Você já pensou que cada centavo que você doa para missões é para levar esta mensagem completa de salvação.

Cada centavo é mais do que proporcionar apólices de seguro contra o incêndio do inferno aos ouvintes. Cada centavo é investido na pregação de uma nova vida que será proporcionada àqueles que aceitarem a mensagem, uma vida abundante (João 10.10) desde já.

Quando estiver no emprego ou entre os amigos e vizinhos dê uma olhada ao seu lado e veja quantos estão vivendo uma vida sem sentido, sem razão, quantos estão deixando de viver para a alegria e glória de Deus e que poderiam encontrar razão em sua existência tomando decisões diárias conforme a Palavra de Deus. Isso já é suficiente para desafiá-lo a também ser sal da terra e luz do mundo, exercendo influência por meio de vida transformada e transformadora com seu trabalho, com suas decisões neste mundo caótico, por meio da prática dos valores e ideais do Evangelho. Isso tudo é mais do que apenas dar a oferta para o sustento de missionários, mesmo porque cada um de nós somos missionários, enviados por Deus para representá-lo onde estivermos, não apenas com a pregação verbal, mas, muito mais, com vidas transformadas e que demonstrem a prática da salvação que obtivemos em Cristo. No livro de Tiago temos o ensino de conectar a fé com obras. Talvez estejamos andando apenas parte do caminho ao nos ocuparmos com o anúncio verbal, sem vida concreta e modelo e ao anunciarmos apenas parte do todo do que é de fato a salvação.
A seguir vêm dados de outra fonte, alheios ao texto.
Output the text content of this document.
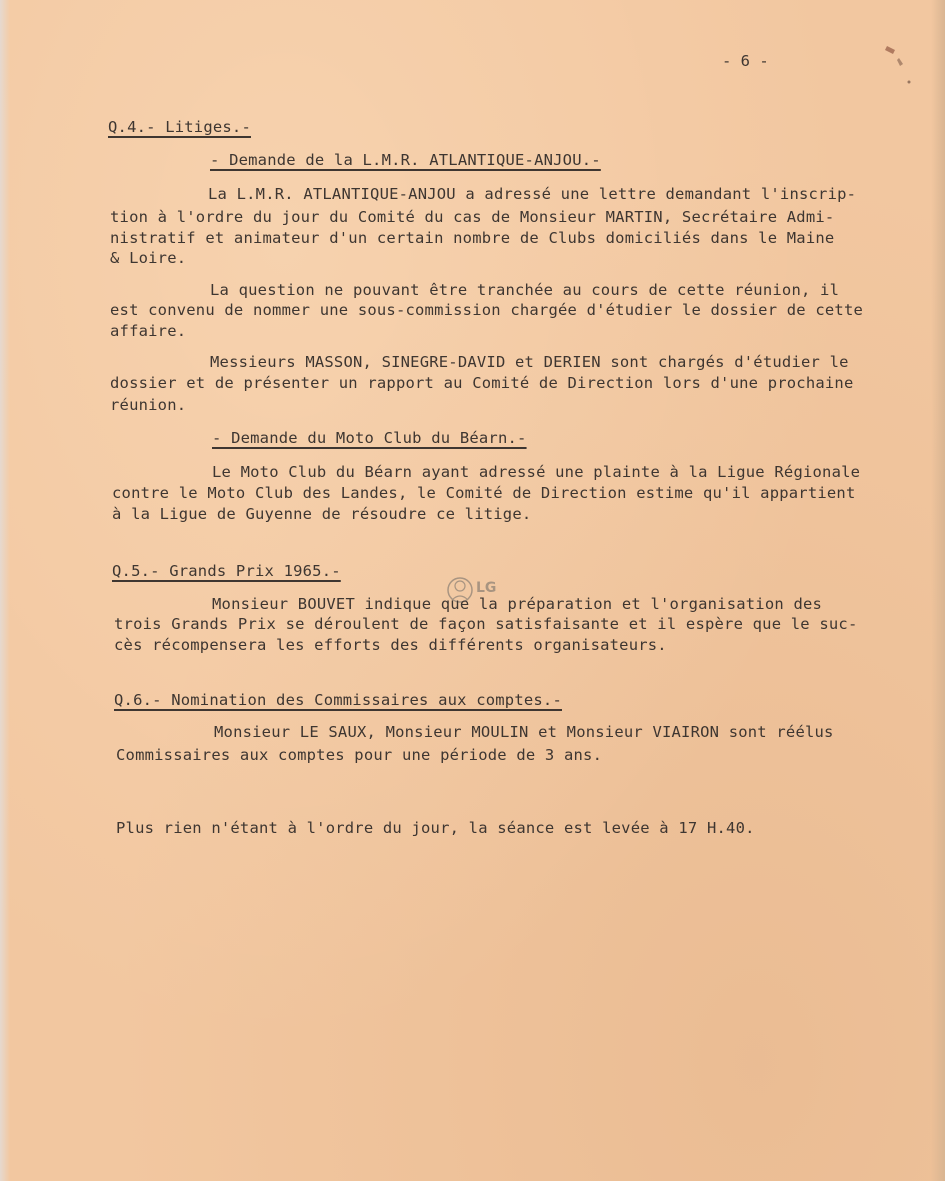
- 6 -
Q.4.- Litiges.-
- Demande de la L.M.R. ATLANTIQUE-ANJOU.-
La L.M.R. ATLANTIQUE-ANJOU a adressé une lettre demandant l'inscrip-
tion à l'ordre du jour du Comité du cas de Monsieur MARTIN, Secrétaire Admi-
nistratif et animateur d'un certain nombre de Clubs domiciliés dans le Maine
& Loire.
La question ne pouvant être tranchée au cours de cette réunion, il
est convenu de nommer une sous-commission chargée d'étudier le dossier de cette
affaire.
Messieurs MASSON, SINEGRE-DAVID et DERIEN sont chargés d'étudier le
dossier et de présenter un rapport au Comité de Direction lors d'une prochaine
réunion.
- Demande du Moto Club du Béarn.-
Le Moto Club du Béarn ayant adressé une plainte à la Ligue Régionale
contre le Moto Club des Landes, le Comité de Direction estime qu'il appartient
à la Ligue de Guyenne de résoudre ce litige.
Q.5.- Grands Prix 1965.-
LG
Monsieur BOUVET indique que la préparation et l'organisation des
trois Grands Prix se déroulent de façon satisfaisante et il espère que le suc-
cès récompensera les efforts des différents organisateurs.
Q.6.- Nomination des Commissaires aux comptes.-
Monsieur LE SAUX, Monsieur MOULIN et Monsieur VIAIRON sont réélus
Commissaires aux comptes pour une période de 3 ans.
Plus rien n'étant à l'ordre du jour, la séance est levée à 17 H.40.
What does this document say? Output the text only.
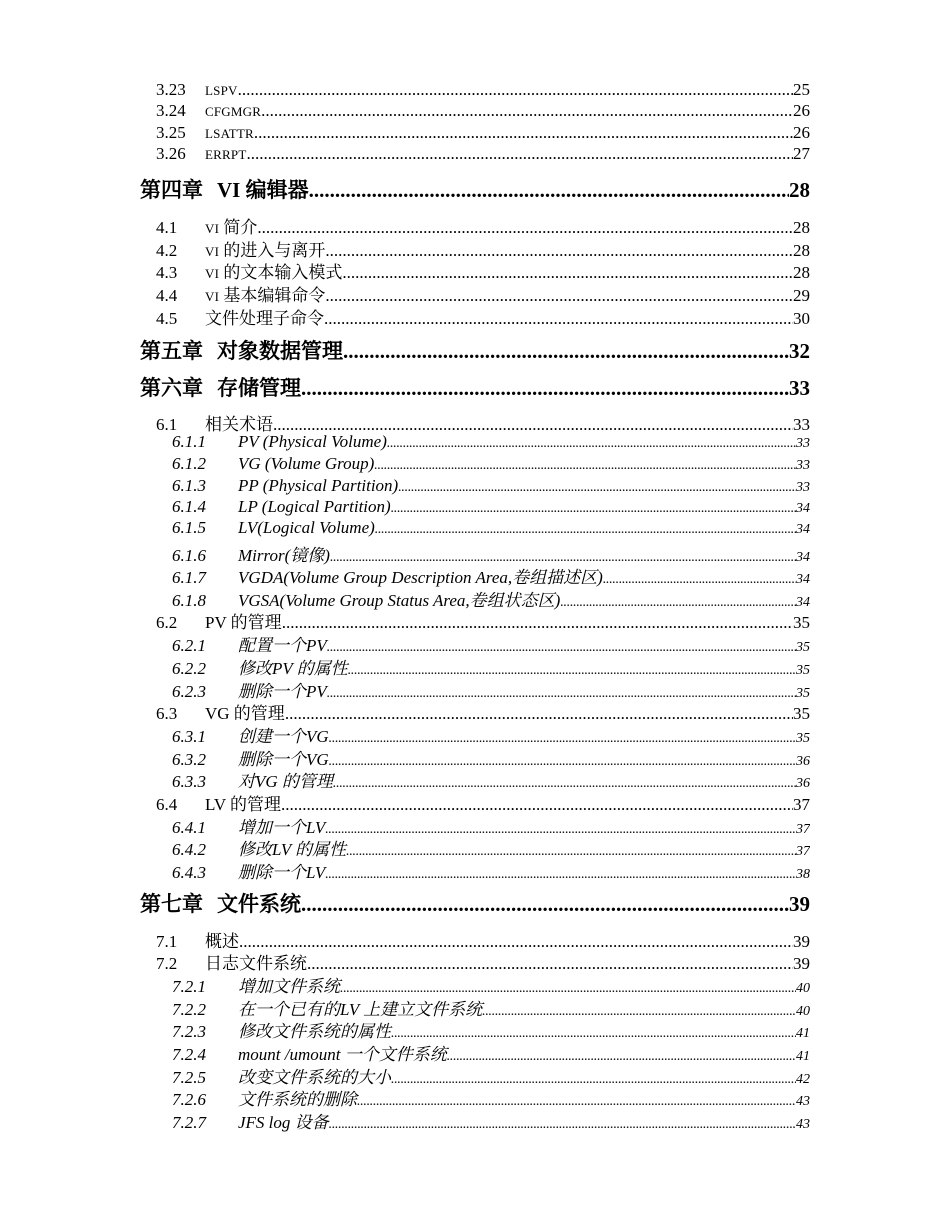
3.23	LSPV .....	25
3.24	CFGMGR .....	26
3.25	LSATTR .....	26
3.26	ERRPT .....	27
第四章 VI 编辑器 .....	28
4.1	VI 简介 .....	28
4.2	VI 的进入与离开 .....	28
4.3	VI 的文本输入模式 .....	28
4.4	VI 基本编辑命令 .....	29
4.5	文件处理子命令 .....	30
第五章 对象数据管理 .....	32
第六章 存储管理 .....	33
6.1	相关术语 .....	33
6.1.1	PV (Physical Volume) .....	33
6.1.2	VG (Volume Group) .....	33
6.1.3	PP (Physical Partition) .....	33
6.1.4	LP (Logical Partition) .....	34
6.1.5	LV(Logical Volume) .....	34
6.1.6	Mirror(镜像) .....	34
6.1.7	VGDA(Volume Group Description Area,卷组描述区) .....	34
6.1.8	VGSA(Volume Group Status Area,卷组状态区) .....	34
6.2	PV 的管理 .....	35
6.2.1	配置一个PV .....	35
6.2.2	修改PV 的属性 .....	35
6.2.3	删除一个PV .....	35
6.3	VG 的管理 .....	35
6.3.1	创建一个VG .....	35
6.3.2	删除一个VG .....	36
6.3.3	对VG 的管理 .....	36
6.4	LV 的管理 .....	37
6.4.1	增加一个LV .....	37
6.4.2	修改LV 的属性 .....	37
6.4.3	删除一个LV .....	38
第七章 文件系统 .....	39
7.1	概述 .....	39
7.2	日志文件系统 .....	39
7.2.1	增加文件系统 .....	40
7.2.2	在一个已有的LV 上建立文件系统 .....	40
7.2.3	修改文件系统的属性 .....	41
7.2.4	mount /umount 一个文件系统 .....	41
7.2.5	改变文件系统的大小 .....	42
7.2.6	文件系统的删除 .....	43
7.2.7	JFS log 设备 .....	43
Missões e pregação do Evangelho é isso, é mais do que dar uma garantia apenas para o céu, é dar à pessoa, por meio de Jesus Cristo, sentido e razão de viver desde hoje. É dar oportunidade para a pessoa ser reintegrada no Plano da Criação como que “rebobinando” a vida e reescrevendo a sua história. Um abraço a todos e até a próxima.